However, Lorrie Goldstein's column this week is unusual.
Says Mr. Goldstein:
The tougher but more eye-opening one is 1999's Straight Talk -- a collection of Dion's speeches and writings when he was Canada's unity minister, following the near-disaster of the 1995 Quebec referendum.
Reading these pieces, you quickly discover that Dion is, like Harper, scary smart.
His speeches, letters and essays -- most given when he first entered Jean Chretien's cabinet on the advice of Chretien's wife, Aline -- literally demolish the separatists' arguments.
No wonder they hate him. He's smarter than they are.
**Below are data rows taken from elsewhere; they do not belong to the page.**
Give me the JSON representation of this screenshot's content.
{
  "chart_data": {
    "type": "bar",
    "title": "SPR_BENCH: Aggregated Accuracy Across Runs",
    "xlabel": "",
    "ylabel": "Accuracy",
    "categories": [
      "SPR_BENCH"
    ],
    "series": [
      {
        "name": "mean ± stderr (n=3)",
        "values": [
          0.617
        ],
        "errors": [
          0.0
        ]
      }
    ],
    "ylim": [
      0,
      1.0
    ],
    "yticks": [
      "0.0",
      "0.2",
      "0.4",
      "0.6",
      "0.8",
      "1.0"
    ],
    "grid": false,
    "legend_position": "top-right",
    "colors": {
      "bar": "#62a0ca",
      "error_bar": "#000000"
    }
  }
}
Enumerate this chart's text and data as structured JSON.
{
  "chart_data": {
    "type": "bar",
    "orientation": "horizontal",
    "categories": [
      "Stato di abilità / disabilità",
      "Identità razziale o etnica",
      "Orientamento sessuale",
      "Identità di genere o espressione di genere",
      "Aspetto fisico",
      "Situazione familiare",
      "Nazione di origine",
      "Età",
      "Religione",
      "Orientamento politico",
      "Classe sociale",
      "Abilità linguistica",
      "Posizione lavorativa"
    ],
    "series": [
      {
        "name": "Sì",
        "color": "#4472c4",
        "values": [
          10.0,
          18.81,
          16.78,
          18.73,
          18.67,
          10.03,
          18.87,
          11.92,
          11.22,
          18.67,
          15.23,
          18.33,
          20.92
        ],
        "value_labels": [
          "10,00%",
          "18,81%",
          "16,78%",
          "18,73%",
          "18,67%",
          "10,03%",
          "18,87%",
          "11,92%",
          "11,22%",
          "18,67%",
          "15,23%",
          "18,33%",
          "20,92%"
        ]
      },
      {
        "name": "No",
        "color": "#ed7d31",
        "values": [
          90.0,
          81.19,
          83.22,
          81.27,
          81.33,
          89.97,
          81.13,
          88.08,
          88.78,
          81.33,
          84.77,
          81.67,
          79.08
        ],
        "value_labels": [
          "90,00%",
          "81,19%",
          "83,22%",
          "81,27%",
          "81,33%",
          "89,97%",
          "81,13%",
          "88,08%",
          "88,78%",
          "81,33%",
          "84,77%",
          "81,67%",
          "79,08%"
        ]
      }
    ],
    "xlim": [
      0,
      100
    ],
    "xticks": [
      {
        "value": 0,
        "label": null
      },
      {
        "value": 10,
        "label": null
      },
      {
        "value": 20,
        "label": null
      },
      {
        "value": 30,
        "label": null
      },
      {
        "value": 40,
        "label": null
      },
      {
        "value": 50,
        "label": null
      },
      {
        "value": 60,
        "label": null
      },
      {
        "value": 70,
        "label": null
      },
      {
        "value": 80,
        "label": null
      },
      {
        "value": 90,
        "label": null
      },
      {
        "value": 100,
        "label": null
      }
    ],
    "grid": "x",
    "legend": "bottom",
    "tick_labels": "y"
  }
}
Hmmm...interesting. I may have to hunt down a copy of that book.
Think about that. At that time Stephane Dion -- who had followed his father's footsteps into academia -- was a political neophyte, whom the separatists were calling the most hated man in Quebec.
He was being depicted as a rat. Then his father, whom he clearly loved, dies in a terrible accident and his critics imply his father committed suicide because of him?
Never mind that Leon Dion wasn't a separatist and was proud of his son. What a cheap shot.
Even a strong person might understandably have said, "who needs this?" and retreated from politics.
Dion stayed. And fought.
To any Conservative (or Liberal) who thinks this guy isn't tough enough to be prime minister, maybe you'd better think again.
Interesting indeed - especially when we have a Prime Minister running around playing autocrat and succeeding primarily in alienating Canadians in various regions - simply by opening his mouth.
I think Dion is a leader that people could grow to respect - unlike Harper for whom time is clearly his enemy.